“Where Were You When?” (WWYW) moments bind us together. They are a generation’s touchstone and cement a shared identity. My parent’s generation included December 7, 1941 — Pearl Harbor and June 6, 1944 — D-Day.
My first WWYW moment was fifty-five years ago today, Nov 22, 1963, President John F. Kennedy’s assassination at Dealey Plaza in Dallas, Texas. I was nine years old, in the 4th grade, in Ft. Sumner, New Mexico. It was a Friday. Mrs. Bulalee Herring was my teacher — a strict but fair teacher as I remember her — a pit bull in a poodle suit. We had returned to class after the lunch period and she was delayed. (Mrs. Herring was never late, only delayed.) She had been crying and was very upset. She instructed us to gather up our things and coats, as school was dismissing early; the school buses were on their way. She said President Kennedy had been assassinated.

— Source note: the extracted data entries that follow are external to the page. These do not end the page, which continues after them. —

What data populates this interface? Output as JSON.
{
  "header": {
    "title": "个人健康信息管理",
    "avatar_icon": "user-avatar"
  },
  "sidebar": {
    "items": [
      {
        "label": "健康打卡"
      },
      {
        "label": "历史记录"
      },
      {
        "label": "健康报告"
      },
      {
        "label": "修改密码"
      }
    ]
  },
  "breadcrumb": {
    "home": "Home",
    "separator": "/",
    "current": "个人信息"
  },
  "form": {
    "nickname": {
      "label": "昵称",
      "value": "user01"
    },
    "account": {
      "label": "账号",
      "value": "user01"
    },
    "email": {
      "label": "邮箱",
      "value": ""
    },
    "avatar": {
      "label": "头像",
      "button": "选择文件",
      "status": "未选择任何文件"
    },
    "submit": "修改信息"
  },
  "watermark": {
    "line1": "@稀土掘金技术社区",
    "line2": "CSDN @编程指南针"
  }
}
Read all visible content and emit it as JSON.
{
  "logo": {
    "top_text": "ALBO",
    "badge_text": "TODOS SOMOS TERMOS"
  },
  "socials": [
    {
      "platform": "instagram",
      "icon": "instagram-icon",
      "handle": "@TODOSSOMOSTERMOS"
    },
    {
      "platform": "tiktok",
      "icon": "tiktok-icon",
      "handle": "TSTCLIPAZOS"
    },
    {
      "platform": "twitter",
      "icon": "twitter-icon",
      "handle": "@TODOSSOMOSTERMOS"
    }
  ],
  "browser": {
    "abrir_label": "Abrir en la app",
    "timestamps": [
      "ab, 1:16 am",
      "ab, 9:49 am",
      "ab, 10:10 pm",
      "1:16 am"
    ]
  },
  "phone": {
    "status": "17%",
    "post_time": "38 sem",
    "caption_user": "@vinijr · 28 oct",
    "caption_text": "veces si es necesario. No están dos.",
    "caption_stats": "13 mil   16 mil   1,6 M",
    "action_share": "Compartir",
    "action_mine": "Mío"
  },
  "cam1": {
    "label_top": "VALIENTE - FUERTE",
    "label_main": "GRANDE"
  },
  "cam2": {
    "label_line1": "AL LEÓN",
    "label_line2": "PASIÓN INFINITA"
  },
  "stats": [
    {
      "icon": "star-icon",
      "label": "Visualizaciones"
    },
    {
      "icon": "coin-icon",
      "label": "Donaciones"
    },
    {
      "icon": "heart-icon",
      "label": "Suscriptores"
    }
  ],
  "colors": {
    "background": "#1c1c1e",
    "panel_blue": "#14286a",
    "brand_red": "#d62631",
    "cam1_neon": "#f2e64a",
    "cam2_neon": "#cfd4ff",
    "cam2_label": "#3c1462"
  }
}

One of my classmates raised their hands and asked “What is assassinated?”
Mrs. Herring said he had been shot and killed. She said this would be a very important few days to remember.
How true she was. We gathered spell-bound around our black and white RCA television and watched. Our village received one VHF channel, KBIM out of Roswell, New Mexico. We watched Jack Ruby shoot Lee Harvey Oswald. We watched the president’s funeral procession and John John’s salute.
I was leading a Process Mapping / Triaging session at Sprint Corporation when 9/11 happened. We gathered around a television monitor in a break room and all the feelings of my childhood’s “Where Were You When” day flooded my emotions. I sent everyone home, explaining, “This is your generation’s Pearl Harbor. Your Kennedy Assassination. Clear your calendar and watch it carefully, as it will be permanently imprinted. It may change the political course of your generation.” And it did.
My most treasured WWYW moment, by the way, is when I saw a stunningly beautiful young woman tending a breakfast bar in college. It wasn’t love at first sight, but it was definitely “Someone Really Different at First Sight.” She’s still amazing after 41 years of putting up with me.